Ostatnio chiński producent wprowadził aktualizację umożliwiającą odblokowanie filtra “photochrom”, umożliwiające prześwietlanie wnętrz niektórych obiektów jak to w ogóle możliwe? Do czego możemy zastosować taki bajer?
Otóż aby zagwarantować taką opcję, producent musiał zaimplementować specjalny filtr kolorów do jednego z obiektywu smartfona. Niestety, mówiąc o tym aparacie fotograficznym nie możemy stwierdzić, iż jest on przenośnym rentgenem.
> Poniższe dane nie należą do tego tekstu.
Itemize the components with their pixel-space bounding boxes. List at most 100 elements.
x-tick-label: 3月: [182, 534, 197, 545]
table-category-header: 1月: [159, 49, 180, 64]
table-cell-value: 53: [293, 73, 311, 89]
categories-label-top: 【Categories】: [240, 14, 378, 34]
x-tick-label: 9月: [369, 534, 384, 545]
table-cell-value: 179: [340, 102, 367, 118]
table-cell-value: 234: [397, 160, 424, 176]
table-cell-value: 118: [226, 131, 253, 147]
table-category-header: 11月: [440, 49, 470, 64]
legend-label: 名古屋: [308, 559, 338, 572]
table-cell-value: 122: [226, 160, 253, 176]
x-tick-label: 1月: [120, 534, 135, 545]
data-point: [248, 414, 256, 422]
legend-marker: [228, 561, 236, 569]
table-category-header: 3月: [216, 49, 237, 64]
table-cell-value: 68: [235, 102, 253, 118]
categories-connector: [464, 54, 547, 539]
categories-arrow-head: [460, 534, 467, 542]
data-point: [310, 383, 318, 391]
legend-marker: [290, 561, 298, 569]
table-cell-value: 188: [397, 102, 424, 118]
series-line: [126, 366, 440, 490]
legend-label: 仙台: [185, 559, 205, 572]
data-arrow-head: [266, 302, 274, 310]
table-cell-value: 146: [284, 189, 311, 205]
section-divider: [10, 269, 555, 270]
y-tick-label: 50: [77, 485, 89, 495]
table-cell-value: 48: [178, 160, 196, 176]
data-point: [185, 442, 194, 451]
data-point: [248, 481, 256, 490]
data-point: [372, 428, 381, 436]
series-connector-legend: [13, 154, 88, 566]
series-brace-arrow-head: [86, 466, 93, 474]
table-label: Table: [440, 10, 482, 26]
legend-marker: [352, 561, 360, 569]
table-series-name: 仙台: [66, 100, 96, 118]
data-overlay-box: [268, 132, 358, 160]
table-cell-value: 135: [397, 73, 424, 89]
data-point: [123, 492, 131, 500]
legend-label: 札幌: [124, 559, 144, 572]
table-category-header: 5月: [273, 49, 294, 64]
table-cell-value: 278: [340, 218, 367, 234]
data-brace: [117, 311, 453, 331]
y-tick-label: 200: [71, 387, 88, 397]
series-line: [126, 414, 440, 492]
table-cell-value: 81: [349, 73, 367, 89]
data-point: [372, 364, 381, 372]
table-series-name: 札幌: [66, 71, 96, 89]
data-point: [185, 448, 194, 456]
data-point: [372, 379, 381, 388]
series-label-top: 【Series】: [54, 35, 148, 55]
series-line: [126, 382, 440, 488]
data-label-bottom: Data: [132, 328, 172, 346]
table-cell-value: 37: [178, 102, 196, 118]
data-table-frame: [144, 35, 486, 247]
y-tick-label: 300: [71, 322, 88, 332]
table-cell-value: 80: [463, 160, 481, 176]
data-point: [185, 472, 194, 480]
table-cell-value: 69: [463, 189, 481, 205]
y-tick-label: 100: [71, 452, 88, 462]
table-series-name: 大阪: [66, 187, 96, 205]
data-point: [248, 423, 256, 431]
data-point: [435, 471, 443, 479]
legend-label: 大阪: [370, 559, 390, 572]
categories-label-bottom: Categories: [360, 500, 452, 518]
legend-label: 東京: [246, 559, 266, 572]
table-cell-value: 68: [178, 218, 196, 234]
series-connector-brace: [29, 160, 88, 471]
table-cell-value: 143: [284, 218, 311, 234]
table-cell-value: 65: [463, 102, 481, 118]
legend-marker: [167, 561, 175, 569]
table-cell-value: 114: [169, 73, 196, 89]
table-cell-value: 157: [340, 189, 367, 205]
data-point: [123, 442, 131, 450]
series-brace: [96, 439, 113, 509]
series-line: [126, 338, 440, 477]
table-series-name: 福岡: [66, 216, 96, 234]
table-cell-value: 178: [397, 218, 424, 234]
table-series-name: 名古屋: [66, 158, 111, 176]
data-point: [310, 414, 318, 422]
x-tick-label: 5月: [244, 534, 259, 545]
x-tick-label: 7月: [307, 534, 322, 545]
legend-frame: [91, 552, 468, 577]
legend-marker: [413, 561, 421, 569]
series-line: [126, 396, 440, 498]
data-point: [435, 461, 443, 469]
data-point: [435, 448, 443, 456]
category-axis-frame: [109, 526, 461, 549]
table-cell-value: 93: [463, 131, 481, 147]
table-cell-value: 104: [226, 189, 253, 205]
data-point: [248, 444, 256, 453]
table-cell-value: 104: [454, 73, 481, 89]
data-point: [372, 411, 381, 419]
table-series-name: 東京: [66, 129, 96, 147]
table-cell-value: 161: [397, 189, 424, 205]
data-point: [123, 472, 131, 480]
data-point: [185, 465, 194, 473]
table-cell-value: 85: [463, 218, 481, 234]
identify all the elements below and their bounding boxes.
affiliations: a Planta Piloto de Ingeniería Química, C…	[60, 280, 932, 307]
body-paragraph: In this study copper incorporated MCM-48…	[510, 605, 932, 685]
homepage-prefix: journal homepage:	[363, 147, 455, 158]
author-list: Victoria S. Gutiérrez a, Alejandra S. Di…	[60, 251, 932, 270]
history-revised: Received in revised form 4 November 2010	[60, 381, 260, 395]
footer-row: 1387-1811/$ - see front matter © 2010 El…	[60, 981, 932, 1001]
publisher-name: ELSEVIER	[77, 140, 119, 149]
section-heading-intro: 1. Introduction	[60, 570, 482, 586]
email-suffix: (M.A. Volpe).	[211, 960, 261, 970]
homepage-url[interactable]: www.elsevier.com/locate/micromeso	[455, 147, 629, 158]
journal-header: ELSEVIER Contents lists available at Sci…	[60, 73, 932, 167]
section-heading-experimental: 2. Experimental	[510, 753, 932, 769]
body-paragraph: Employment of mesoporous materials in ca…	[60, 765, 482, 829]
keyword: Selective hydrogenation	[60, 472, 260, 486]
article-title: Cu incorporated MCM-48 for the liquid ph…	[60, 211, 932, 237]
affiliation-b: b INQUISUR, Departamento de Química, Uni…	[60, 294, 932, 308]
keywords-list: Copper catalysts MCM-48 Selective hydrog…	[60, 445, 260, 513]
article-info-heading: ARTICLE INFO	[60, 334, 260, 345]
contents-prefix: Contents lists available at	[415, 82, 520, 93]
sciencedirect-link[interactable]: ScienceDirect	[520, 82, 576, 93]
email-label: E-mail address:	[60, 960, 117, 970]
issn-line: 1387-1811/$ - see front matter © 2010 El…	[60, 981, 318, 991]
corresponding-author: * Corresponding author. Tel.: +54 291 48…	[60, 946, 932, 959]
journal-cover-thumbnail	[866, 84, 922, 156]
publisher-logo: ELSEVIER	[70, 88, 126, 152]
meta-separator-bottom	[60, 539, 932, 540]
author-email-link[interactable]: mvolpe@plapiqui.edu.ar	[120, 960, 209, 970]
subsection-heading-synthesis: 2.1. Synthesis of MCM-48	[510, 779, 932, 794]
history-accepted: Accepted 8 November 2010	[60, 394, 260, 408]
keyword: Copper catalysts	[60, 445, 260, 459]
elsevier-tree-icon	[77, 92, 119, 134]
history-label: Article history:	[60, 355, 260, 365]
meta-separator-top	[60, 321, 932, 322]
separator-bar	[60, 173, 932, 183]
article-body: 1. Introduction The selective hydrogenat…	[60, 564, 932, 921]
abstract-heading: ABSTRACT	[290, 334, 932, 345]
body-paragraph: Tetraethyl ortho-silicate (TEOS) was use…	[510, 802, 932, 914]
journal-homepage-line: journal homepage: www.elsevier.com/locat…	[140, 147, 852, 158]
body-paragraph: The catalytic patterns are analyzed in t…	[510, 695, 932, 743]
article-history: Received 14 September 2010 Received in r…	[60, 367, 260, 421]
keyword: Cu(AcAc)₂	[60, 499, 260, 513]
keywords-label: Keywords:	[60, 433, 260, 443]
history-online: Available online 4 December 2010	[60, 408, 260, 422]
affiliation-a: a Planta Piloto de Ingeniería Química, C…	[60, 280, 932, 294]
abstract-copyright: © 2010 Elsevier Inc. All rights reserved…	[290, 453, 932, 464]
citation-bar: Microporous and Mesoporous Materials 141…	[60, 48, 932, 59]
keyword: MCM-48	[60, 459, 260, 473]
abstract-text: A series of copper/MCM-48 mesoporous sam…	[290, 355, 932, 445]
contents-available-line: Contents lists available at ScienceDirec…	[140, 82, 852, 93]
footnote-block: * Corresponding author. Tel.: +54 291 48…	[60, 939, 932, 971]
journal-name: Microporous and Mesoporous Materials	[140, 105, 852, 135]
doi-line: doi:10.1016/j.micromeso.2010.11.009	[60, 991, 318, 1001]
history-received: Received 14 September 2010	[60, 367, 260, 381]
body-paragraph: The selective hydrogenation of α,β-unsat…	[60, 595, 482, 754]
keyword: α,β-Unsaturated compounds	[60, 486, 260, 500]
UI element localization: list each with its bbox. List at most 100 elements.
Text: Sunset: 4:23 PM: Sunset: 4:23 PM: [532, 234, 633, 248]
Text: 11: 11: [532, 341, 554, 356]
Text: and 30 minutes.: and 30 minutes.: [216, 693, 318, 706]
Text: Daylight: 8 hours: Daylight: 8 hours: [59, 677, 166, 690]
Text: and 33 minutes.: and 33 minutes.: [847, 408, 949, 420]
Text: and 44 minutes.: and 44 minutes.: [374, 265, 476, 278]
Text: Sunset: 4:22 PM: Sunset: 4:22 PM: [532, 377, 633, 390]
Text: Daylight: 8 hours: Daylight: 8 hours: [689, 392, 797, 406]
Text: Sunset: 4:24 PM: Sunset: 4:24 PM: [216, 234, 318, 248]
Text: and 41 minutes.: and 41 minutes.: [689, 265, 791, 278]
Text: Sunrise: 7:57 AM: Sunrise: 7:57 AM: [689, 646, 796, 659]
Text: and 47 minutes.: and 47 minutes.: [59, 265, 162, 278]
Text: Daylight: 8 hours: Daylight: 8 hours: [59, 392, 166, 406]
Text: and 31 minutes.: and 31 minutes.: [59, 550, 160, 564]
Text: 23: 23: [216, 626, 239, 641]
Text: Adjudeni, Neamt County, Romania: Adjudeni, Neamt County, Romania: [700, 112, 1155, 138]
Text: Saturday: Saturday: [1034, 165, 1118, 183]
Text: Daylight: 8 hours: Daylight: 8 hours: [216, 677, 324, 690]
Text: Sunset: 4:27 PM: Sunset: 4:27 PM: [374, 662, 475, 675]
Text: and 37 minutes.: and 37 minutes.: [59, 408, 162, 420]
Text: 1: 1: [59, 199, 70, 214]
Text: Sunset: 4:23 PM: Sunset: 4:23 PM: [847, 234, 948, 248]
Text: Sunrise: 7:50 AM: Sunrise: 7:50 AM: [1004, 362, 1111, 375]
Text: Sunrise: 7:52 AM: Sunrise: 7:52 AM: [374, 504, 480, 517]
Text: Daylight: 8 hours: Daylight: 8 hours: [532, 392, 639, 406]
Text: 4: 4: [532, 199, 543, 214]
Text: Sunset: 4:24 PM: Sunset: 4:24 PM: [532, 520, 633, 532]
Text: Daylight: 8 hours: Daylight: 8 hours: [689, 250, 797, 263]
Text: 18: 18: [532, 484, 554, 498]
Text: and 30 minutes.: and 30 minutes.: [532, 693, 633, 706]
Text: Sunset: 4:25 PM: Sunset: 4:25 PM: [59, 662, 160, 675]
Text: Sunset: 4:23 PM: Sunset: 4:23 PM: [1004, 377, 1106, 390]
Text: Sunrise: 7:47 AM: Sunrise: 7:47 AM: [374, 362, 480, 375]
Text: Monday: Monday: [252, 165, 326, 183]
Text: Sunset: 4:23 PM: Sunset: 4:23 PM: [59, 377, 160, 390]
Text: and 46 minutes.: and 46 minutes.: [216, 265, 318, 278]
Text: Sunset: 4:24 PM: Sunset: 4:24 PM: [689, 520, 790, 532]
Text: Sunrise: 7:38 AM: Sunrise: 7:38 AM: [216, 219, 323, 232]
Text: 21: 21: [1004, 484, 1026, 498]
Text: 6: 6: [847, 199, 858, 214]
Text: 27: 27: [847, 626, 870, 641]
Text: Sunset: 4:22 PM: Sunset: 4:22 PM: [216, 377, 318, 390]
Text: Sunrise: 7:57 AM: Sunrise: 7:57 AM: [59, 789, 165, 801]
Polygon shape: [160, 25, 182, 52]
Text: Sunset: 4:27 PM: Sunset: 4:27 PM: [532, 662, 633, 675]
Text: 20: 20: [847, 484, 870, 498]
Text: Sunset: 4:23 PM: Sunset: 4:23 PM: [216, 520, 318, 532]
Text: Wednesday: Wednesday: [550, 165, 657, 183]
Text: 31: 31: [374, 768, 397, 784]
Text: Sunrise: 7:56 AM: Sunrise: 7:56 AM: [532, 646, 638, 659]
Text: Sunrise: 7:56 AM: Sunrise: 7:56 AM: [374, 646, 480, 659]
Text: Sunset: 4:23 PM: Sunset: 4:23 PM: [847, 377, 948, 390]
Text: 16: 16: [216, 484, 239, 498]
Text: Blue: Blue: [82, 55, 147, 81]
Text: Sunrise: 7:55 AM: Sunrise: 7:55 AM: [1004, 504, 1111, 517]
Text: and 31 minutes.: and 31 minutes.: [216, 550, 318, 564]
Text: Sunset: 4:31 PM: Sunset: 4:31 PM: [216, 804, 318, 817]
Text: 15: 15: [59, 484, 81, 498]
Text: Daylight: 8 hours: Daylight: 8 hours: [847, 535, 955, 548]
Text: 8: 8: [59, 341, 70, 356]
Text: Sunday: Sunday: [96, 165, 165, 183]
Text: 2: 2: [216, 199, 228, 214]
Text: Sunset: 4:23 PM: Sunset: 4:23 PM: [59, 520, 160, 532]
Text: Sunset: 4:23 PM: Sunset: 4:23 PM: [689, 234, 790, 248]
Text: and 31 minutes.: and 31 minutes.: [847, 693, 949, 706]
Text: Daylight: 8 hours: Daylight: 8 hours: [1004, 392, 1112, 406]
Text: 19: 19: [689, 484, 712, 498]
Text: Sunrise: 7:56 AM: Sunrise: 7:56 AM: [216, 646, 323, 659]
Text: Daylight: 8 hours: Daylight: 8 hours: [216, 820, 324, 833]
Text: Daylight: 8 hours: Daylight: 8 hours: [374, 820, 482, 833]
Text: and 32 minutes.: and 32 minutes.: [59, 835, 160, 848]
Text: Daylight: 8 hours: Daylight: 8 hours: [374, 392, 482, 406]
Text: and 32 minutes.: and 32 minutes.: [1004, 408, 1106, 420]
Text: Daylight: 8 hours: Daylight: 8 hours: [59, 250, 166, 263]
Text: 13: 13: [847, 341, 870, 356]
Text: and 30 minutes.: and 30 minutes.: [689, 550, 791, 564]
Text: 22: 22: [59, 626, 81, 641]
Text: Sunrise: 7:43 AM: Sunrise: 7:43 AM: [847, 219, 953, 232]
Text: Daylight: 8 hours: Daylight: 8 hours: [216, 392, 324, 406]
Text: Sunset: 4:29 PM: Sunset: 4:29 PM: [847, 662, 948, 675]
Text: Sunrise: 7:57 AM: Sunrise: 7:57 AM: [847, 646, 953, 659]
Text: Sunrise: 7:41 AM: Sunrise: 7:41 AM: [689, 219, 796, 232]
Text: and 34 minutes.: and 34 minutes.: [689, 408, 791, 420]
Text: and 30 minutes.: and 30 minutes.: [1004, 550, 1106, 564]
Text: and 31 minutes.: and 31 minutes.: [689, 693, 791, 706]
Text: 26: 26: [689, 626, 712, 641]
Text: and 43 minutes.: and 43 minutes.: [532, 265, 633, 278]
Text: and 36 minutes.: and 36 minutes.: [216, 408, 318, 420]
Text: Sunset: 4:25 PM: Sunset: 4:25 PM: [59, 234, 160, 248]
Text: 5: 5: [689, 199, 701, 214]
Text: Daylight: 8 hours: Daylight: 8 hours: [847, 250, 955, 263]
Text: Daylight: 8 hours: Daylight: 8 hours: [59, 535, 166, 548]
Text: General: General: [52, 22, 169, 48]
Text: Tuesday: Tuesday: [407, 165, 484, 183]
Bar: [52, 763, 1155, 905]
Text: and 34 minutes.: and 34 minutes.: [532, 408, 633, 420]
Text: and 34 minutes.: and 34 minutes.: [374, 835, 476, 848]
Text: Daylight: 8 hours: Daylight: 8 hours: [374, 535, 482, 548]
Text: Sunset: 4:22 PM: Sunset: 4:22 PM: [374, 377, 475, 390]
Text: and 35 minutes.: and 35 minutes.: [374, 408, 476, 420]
Dany czwarty obiektyw 5 Mpx
jest tak zaprojektowany, żeby wpuszczać do sensora różne rodzaje światła, potem to już kwestia oprogramowania filtrującego. Obiektyw z filtrem kolorów w porównaniu do klasycznego obiektywu, nie blokuje światła podczerwonego, które jak wiadomo jest poza spektrum widzenia ludzkiego oka, ale za to światłoczułe matryce instalowane w dzisiejszych smartfonach mają taką możliwość. Fala podczerwieni ma większą długość, co skutkuje zdolnością do przenikania przez obiekty, o ile barwa danego ciała to umożliwia.
Do czego to możemy wykorzystać? Praktycznie do każdego obiektu, przez który może przejść światło podczerwone, dzięki czemu kamera Oneplusa 8 może “widzieć przez nią”.
Weźmy na przykład pilot do telewizora, czy przenośny apple TV, dzięki takiej kamerze możemy zobaczyć elektronikę, która leży w środku.
Obiektyw Oneplus 8 pro nie jest pierwszym ogólnodostępnym produktem umożliwiającym widzenie “przez przedmioty”, bowiem kamera TrueDepth w iPhone wykorzystywana w technologi FaceID, która również korzysta z podczerwieni teoretycznie mogłaby też zostać użyta w takim celu.
Filtr w niedługim czasie zostanie usunięty gdyż wiadomo, że taką opcję można wykorzystać w celach naruszenia czyjejś prywatności. W teorii może nie działać to tak jakby niektórzy sobie wymarzyli, ale firma woli wykonać kroki wcześniej, niż w przyszłości borykać się z problemami.